Even though between March 1 and May 3, thirteen investors, including two of the largest investors and Cioffi himself, had requested redemptions, Tannin told a repo lender “the funds anticipated no large redemptions.” On May 13, Cioffi wrote to Tannin and McGarrigal: “I think … the [Enhanced Leverage Fund] has to be liquidated which
seems to be somewhat certain given the redemption activity.” Notwithstanding that view, Cioffi continued to push Bank of America to complete the CDO financing. To facilitate the closing of the transaction, scheduled for May 24, Bank of America agreed to buy, on May 22, $2.89 billion of assets from Cioffi's hedge funds that would then be securitized. From that moment on, Bank of America bore the risk of holding the assets if the deal did not close. Of course, the bank claimed to be completely unaware of Cioffi's and Tannin's concerns about the viability of the funds. Late in the afternoon of May 23—the day before the CDO deal was to close—Cioffi called a Bank of America employee and said that, as a courtesy, BSAM would be sending Bank of America a letter about the redemption requests in the Enhanced Leverage Fund. Cioffi made no mention of the redemption requests in the High-Grade Fund.

At 6:30
P.M.
on May 23, Patrick Fleming, a BSAM managing director, e-mailed a letter—signed by Cioffi—to Bank of America about the redemptions. “As a result,” Cioffi wrote, “we expect redemptions in the months of June and July [in the Enhanced Leverage Fund] of approximately $324 million, representing 49.92 percent of the total equity capital of the fund. While we have not determined how to satisfy such redemption requests, we are considering all available options,” including asset sales, gating the fund (that is, halting redemptions), or an orderly wind-down of the fund. “We believe that the foregoing developments will not materially affect our ability to perform our obligations as collateral manager [for the CDO] and we further believe that the foregoing developments will not have a material adverse effect on our business, properties, financial condition or prospects.”

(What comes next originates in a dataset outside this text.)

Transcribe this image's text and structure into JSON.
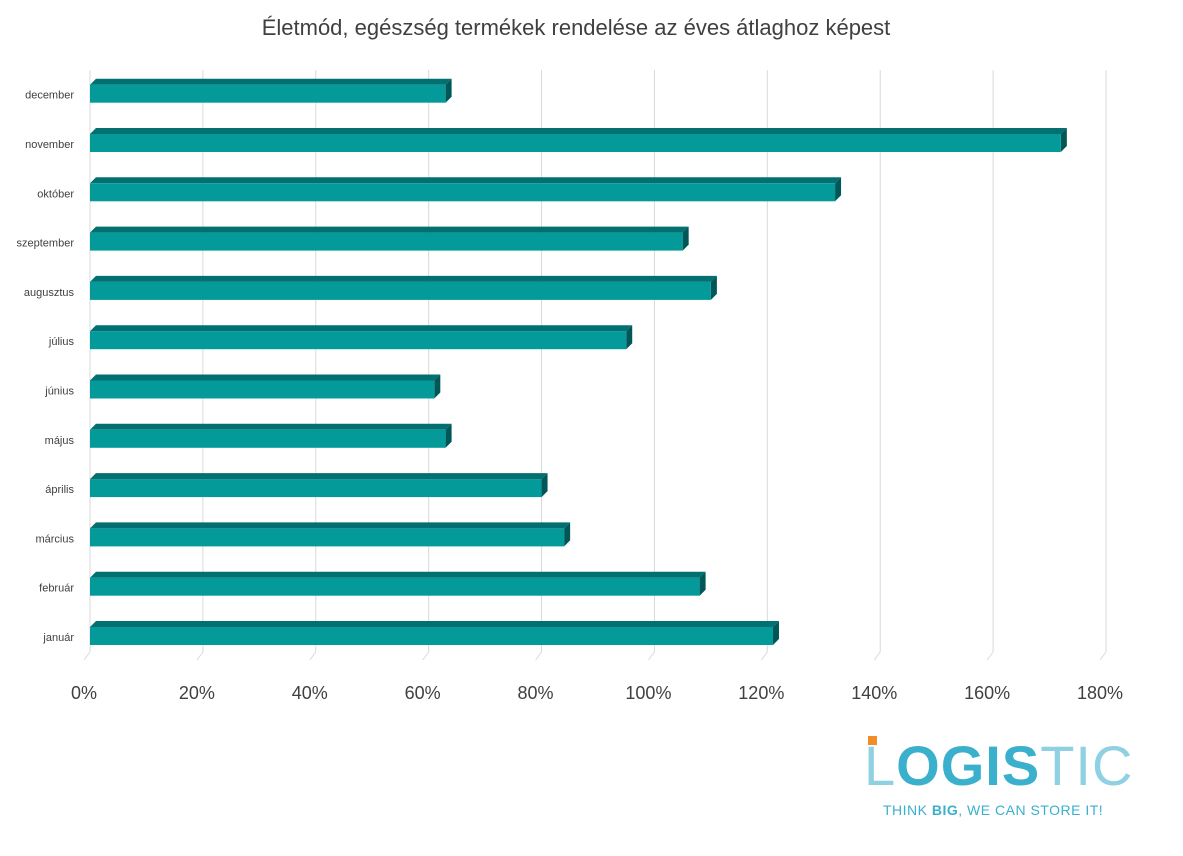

The next day, with the Bank of America CDO deal scheduled to close, Cioffi met with his bankers at that firm and acknowledged “that he had known of the redemption requests for some time” but had not advised the bank because “there was a possibility that investors would withdraw their requests.” He also repeated his belief that BSAM was “going to unwind or liquidate the Enhanced Leverage Fund” and said that the letter the previous day had “overstated the risks” that the Enhanced Leverage Fund would be liquidated. Cioffi also agreed in that meeting to sign a side letter—a condition of the imminent closing of the deal—giving Bank of America certain rights about selecting assets to be purchased. Cioffi never signed the side letter, but based on Cioffi's representation that he would sign the letter, Bank of America closed the deal. Approximately $290 million of the proceeds of the Bank of America deal were used to repay Bear Stearns for a one-month repo loan the firm had made—without telling anyone—to the Enhanced Leverage Fund to provide badly
needed liquidity. “It was a very temporary thing with a very finite end date,” Paul Friedman said. “The contract with B of A seemed bulletproof, so we viewed it that we had no risk as lender.”

On May 30, Cioffi told an investor that he had convinced other investors who had put in June redemption requests “of note (other than about $5M) to pull their redemptions,” but quite the opposite was true. According to a complaint filed against Cioffi and Tannin, they “lied about redemptions because they knew that the news of the redemptions would trigger further redemptions by investors as well as margin calls by repo providers, and that these events could cause the Funds to collapse.”

On May 31, well after Tannin and Cioffi knew that the Enhanced Leverage Fund was down 19 percent, Tannin wrote Cioffi, “I put in a call to [another major investor]. The issue is do we give them the —6.5% April or the larger down April?”

Cioffi answered eight minutes later, “Ah that's correct[.] I think that one deserves a phone call.”